When I started this project, I thought the invariance comes from the properties of complex cells, to respond to multiple similar signals (for example to respond to all vertical lines from their respective receptive fields)… I tried to simulate how this would work but my final conclusion was not that final… It seemed that it would not work, but I could never do a good enough simulation to say for sure.

Another way of obtaining invariance might be the movement of the eye, focus, so the invariance would not be created in the brain but in the eye itself.. This still may be the case, I have not explored this option at all.

But from my latest blunders it seems the mechanism of invariance might be something very peculiar… It may come from inhibition.. While small patterns behave more or less predictable, bigger patterns have become totally unpredictable due to multiple overlapping inhibitions.. The number of neurons activating is not proportional to the input signal.. One might see more firing for smaller patterns than from bigger patterns.. Very strange indeed..

Stuck in training…

I don’t have a coherent theory about training.. Sure I could get a single letter to work, but the second one is not certain, unless I understand what I’m looking for..

I tried already hundreds of patterns and I’m no closer to understanding what would be the best output. I tried small patterns, big patterns… nothing really helped..

First steps in invariance for size and position

After many trials and errors I’m starting to see the light… First signs of invariance, and how that might work, are here..

It’s a very small matrix with only 2 layers (in fact there are 8 layers if I count input/output and inhibitory layers), 4×4. If pattern is moved on the right side, then another set of inhibitory neurons control the output, and the response is very different, like having an entirely different pattern. I was theorizing that this is how it should behave, but I was never very sure. Also I observed clustering that I have never predicted, but in hindsight I should have. They were messing my beautiful patterns.. so I inhibited the secondary dendrites as well… all possible dendrites are now controlled by inhibitory neurons , still I see asymmetries that are troublesome.

Can this be coincidental ? Yes and no, yes because the patterns are not perfectly as predicted, no, because is close to what I was predicting, and prediction show that it should work.

Anyway some things are clear… This invariance, can only work on limited fields. Theoretically the size of the field is directly proportional to the number of hidden layers (the bigger the field, the more hidden layers). And this is where I’m going next… But there still work to be done here on this tiny set-up.

Inhibitory Neurons part N

First of all, that’s my current setup, nothing fancy.

Second, I have made some progress but it’s uncertain. I don’t really have clear criteria for determining good/bad, am I going in a good direction or is it all bad.

About inhibitory neurons… My model failed in many ways and I concluded that maybe the biological model was not so bad after all.
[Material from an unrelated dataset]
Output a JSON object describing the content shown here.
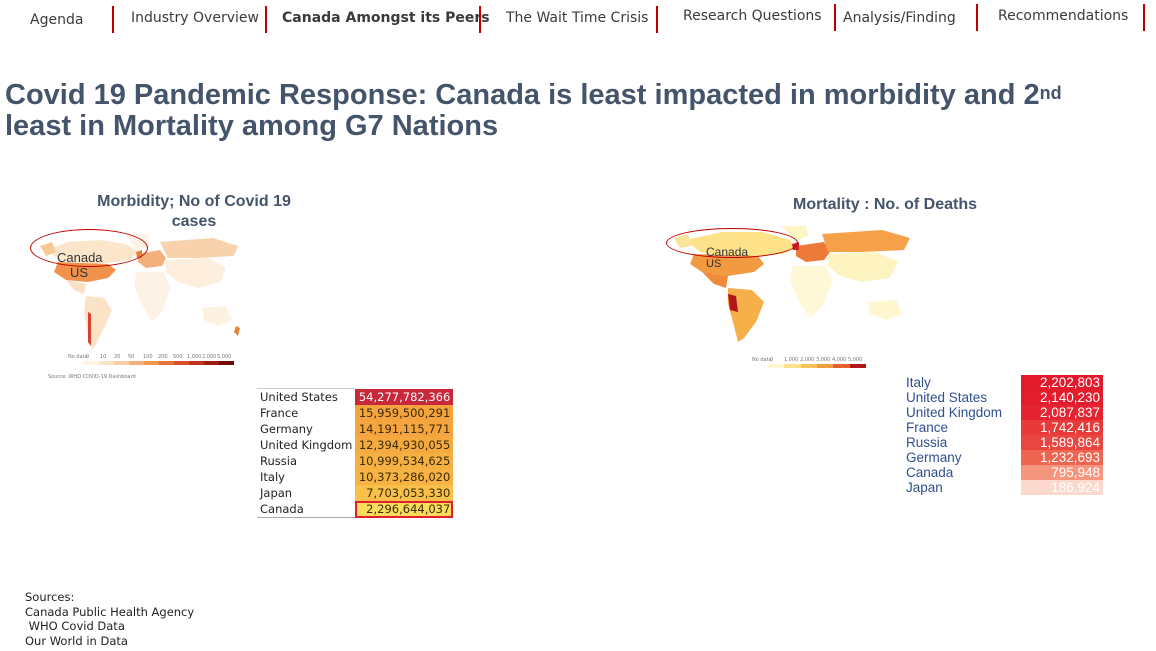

My inhibitory synapse kept being removed from all neurons after a while because with it in place nothing would work.. So neurons do help other neuron escape inhibition 😀 ….. to my astonishment..

I figured that a solution to my problem with neuronal reach could be (possibly should be) the orientation columns seen in biology. That’s where I’m going now. The feed-back issue is on ice for now, still have to solve other problems first.